Wednesday, May 4, 2011

Oh, flux. There's more to the story.

Recently in some online postings as well as an article that appeared in the April issue of Cabling Installation & Maintenance magazine, we have brought you information about the recently adopted TIA-526-14-B standard that specifies encircled flux as the launch condition for installed multimode fiber cable. The TIA TR-42 Committee approved TIA-526-14-B in October 2010.

After seeing the article in our April issue, Jim Hayes, founder of The Fiber Optic Association and VDV Works, wrote to me. Within his letter, Hayes noted that the International Organization for Standardization (ISO), which first standardized the encircled-flux launch condition, did so based on research conducted by a single individual. Additionally, the research "only looked at multimode loss up to 2 dB." Hayes added that based on tests he (Hayes) conducted with another individual, at loss values higher than 2 dB, the technology used to achieve the EF launch condition "failed to even make two OTDRs agree, and the results were vastly different depending on the configurations of the cable plant."

Hayes also said that much of the EF analysis conducted when the TIA was considering adopting the EF specifications, was done using simulations of cable plants. "Real world data was scarce," he said. In the meantime, there was poor correlation among labs when international round-robin testing was initially conducted. Another round-robin test is now underway.

In his letter, Hayes noted CI&M's recent coverage of bend-insensitive fiber (pro and con), commending the magazine for "noting that there was still controversy in the marketplace." He added, "I think you should have treated encircled flux with the same skepticism."

The Fiber Optic Association has published and maintains a Reference Guide to Fiber Optics. The guide's section on Modal Effects on Multimode Fiber Loss Measurements includes information on encircled flux and its adoption by the TIA. That section describes EF as "a more precise method of defining mode fill," and "a more sensitive way of defining power." That section of the guide later explains that EF has been incorporated into several multimode testing standards, adding, "It is intended to create a more reproducible modal condition for testing that is similar to the CPR/mandrel wrap method ... Since EF is new (as of 2/2011), testing sources for EF [have] not been demonstrated to be well correlated between labs or manufacturers, so using it is not yet widely accepted. It will probably not be a widely used method before 2012."

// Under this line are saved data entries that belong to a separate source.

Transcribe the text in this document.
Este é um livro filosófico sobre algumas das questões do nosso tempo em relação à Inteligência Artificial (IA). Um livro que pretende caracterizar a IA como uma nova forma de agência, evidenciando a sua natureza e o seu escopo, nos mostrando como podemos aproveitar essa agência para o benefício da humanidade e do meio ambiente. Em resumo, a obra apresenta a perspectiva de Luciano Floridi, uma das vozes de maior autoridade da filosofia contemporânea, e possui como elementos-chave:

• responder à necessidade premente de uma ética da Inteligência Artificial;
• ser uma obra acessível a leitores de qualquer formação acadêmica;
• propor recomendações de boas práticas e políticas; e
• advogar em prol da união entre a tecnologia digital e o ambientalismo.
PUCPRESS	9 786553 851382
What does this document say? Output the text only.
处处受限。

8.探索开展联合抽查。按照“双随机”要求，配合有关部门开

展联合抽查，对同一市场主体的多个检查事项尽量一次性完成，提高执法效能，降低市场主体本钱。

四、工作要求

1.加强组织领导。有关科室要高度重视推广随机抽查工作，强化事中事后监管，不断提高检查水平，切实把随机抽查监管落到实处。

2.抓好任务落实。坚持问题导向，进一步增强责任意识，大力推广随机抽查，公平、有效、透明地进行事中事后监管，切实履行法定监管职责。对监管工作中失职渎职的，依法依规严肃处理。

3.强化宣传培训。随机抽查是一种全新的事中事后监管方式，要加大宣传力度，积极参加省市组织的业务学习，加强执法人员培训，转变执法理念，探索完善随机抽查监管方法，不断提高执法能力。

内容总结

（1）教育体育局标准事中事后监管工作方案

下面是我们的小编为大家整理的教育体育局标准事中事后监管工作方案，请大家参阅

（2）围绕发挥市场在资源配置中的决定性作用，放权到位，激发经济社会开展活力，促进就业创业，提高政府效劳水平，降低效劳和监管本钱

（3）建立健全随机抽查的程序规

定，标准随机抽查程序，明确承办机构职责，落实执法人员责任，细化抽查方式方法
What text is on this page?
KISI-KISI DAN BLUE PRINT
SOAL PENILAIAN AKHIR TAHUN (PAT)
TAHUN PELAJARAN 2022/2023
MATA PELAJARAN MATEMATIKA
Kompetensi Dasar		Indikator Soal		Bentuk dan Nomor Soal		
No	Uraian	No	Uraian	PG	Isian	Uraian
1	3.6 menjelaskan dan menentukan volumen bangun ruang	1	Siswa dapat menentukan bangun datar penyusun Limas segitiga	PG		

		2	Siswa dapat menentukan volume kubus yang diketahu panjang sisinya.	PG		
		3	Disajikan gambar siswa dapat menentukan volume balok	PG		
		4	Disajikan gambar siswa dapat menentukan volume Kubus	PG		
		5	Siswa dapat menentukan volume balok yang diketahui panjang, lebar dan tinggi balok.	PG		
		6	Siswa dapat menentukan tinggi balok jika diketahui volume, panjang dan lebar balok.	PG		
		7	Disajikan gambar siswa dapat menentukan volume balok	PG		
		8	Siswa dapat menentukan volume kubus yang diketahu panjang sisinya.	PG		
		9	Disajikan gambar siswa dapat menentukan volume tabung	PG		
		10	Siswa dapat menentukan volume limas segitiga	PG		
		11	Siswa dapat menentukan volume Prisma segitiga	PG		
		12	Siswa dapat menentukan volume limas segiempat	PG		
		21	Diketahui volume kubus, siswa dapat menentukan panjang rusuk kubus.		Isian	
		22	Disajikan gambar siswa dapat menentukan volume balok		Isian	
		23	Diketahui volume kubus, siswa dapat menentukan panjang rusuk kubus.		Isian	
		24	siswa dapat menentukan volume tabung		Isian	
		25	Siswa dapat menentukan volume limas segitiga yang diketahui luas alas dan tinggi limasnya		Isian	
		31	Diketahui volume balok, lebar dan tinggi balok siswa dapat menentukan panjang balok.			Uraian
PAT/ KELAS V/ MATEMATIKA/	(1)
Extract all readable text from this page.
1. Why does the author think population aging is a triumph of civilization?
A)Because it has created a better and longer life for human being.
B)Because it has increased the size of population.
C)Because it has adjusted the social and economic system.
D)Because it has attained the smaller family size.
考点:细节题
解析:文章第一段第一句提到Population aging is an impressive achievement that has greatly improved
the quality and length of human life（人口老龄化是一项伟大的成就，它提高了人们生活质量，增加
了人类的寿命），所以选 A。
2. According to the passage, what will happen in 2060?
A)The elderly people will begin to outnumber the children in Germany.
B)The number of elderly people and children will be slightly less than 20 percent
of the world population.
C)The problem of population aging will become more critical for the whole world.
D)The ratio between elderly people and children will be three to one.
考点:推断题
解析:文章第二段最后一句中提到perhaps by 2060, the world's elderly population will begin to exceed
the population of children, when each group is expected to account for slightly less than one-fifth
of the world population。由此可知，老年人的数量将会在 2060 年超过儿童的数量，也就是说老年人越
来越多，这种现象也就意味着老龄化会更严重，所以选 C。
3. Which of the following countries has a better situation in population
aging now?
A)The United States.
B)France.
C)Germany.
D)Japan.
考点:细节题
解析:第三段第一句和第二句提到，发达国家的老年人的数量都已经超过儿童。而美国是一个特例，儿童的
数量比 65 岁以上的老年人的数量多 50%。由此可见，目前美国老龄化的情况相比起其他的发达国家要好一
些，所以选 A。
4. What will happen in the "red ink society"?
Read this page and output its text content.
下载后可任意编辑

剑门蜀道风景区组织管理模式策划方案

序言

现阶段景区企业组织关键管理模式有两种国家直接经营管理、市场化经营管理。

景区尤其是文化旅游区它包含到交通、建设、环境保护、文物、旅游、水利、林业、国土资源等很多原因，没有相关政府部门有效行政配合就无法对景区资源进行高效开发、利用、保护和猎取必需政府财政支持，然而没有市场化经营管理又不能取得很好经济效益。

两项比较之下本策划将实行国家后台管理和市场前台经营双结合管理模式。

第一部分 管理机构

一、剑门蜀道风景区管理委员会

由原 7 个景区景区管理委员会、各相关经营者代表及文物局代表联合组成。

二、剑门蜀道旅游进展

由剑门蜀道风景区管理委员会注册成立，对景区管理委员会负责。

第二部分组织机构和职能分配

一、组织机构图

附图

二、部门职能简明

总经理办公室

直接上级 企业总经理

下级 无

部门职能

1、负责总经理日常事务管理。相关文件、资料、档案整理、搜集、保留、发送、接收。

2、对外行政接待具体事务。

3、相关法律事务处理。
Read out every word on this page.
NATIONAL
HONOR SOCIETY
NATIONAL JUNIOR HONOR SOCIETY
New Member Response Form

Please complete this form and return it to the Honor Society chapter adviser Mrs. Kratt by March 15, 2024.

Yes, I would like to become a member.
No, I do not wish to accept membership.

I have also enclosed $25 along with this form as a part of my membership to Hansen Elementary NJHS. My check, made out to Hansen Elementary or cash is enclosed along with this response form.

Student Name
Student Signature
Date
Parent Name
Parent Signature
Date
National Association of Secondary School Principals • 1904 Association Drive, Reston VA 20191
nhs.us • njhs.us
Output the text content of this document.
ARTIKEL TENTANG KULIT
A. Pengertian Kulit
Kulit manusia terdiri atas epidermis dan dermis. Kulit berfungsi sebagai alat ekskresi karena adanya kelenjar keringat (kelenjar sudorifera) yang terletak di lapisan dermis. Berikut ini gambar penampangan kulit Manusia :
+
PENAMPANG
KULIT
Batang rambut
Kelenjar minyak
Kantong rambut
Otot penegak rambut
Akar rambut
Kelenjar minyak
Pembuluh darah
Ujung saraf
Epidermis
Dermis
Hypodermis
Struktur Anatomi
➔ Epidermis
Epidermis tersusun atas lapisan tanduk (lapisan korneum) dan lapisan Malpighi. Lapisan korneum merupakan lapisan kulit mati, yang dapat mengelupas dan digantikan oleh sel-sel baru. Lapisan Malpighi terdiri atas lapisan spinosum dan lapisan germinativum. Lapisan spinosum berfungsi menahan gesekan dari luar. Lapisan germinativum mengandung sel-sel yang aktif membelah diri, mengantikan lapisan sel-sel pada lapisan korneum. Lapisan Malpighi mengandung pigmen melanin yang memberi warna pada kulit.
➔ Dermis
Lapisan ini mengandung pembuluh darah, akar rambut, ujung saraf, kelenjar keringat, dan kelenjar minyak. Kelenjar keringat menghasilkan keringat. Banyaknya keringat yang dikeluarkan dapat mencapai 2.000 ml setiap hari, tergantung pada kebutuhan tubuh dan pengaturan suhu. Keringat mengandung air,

You can read that section of the Reference Guide to Fiber Optics here.

This take on encircled flux differs from information we have published in the past, including this article from a year ago. Despite the questions that Hayes raises about the validity of EF across a range of loss values, it remains the specified launch condition in TIA-526-14-B as well as IEC 61280-4-1 edition 2, from which the TIA adopted it. We intend to follow the practical application of encircled flux, and describe its real-world use for testing installed multimode fiber plants.

1 comment:

Unknown said...

Encircled flux has delivered increased costs and not enough gain over Mandrel wrapping, I would prefer they change the leads out regular with Mandrel wrapping, if we have both so be it, Encircled flux is hyped.